También hubo un boom del rap español en los 90’ y 00’.

Sí, pero a mí ya no me engancho del todo, fue posterior. Costaba mucho escuchar rap cuando a mí me dio la manía, como mucho había elepés en Discos Castelló, era difícil acceder a todo esto. Había intentos incipientes de hip-hop en ciudades como Sevilla, Barcelona, Madrid... Y yo después, con el tiempo, descubrí el jazz a través del hip-hop, porque los DJ's, que son unos pirados, sampleaban discos de sus padres. A mí me gustaba el hip-hop melódico, más festivo. Public Enemy tenía algunas bases así, también me gustaba De La Soul, Digable Planets, Cypress Hill, House of Pain... Todo grupos de rap con un punto más festivo, quitando el drama del rap gangsta, que era más sencillo en líneas melódicas, más de enfrentamiento que de protesta. Todo este rollo del egotrip que dicen los americanos nunca me ha interesado.

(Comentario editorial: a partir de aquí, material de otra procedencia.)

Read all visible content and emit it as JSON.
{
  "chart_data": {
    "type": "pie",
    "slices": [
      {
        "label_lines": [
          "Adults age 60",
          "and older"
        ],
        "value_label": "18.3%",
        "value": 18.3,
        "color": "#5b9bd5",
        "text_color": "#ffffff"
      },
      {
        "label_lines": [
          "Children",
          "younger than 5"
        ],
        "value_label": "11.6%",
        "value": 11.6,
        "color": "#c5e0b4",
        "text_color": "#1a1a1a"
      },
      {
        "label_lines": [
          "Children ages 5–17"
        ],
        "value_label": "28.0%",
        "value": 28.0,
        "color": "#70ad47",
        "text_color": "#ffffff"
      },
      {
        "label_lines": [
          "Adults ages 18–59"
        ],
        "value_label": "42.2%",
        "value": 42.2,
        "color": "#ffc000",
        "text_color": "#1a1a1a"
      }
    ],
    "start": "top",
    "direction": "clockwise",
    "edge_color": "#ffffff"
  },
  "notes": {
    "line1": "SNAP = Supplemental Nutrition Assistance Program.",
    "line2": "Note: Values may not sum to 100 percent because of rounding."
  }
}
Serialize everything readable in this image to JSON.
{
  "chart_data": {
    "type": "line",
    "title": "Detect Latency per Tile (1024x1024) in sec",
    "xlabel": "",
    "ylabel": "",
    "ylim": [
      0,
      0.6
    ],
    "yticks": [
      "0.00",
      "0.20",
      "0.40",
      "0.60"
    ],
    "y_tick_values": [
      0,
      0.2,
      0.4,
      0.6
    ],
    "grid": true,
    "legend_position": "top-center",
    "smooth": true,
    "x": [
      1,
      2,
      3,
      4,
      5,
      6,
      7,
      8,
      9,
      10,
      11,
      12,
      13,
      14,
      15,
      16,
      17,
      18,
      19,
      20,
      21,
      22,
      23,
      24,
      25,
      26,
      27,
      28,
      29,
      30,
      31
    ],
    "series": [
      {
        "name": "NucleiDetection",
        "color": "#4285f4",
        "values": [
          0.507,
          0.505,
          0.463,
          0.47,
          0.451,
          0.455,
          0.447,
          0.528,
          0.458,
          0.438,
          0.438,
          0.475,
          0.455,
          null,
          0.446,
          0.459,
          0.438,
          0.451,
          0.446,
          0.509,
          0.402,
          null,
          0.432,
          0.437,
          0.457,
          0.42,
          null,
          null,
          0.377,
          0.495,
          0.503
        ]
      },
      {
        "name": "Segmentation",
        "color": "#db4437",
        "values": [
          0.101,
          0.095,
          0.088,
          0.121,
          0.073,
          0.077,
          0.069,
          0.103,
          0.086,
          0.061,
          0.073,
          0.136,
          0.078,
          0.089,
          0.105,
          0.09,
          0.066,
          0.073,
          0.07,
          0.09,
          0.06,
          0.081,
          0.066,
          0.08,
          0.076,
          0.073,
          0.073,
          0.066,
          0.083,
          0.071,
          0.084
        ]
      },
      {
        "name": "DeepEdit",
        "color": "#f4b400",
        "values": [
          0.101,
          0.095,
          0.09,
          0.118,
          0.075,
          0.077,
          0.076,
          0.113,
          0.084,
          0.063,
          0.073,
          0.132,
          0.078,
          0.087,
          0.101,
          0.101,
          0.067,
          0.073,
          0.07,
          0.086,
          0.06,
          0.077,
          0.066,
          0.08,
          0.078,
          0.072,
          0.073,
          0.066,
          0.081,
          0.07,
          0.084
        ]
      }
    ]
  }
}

Pero la línea que tiene La Excepción, por ejemplo, me gusta más. Son letras festivas, con sentido del humor. A mí la gente sin sentido del humor me asusta.

Per terminar, te pido que elijas una palabra.

Moixaina [caricia en catalán]. Me gusta como suena. Y también me gusta recibir moixaines, soy cariñoso, no soy una persona helada. Me gusta hacerlas y recibirlas.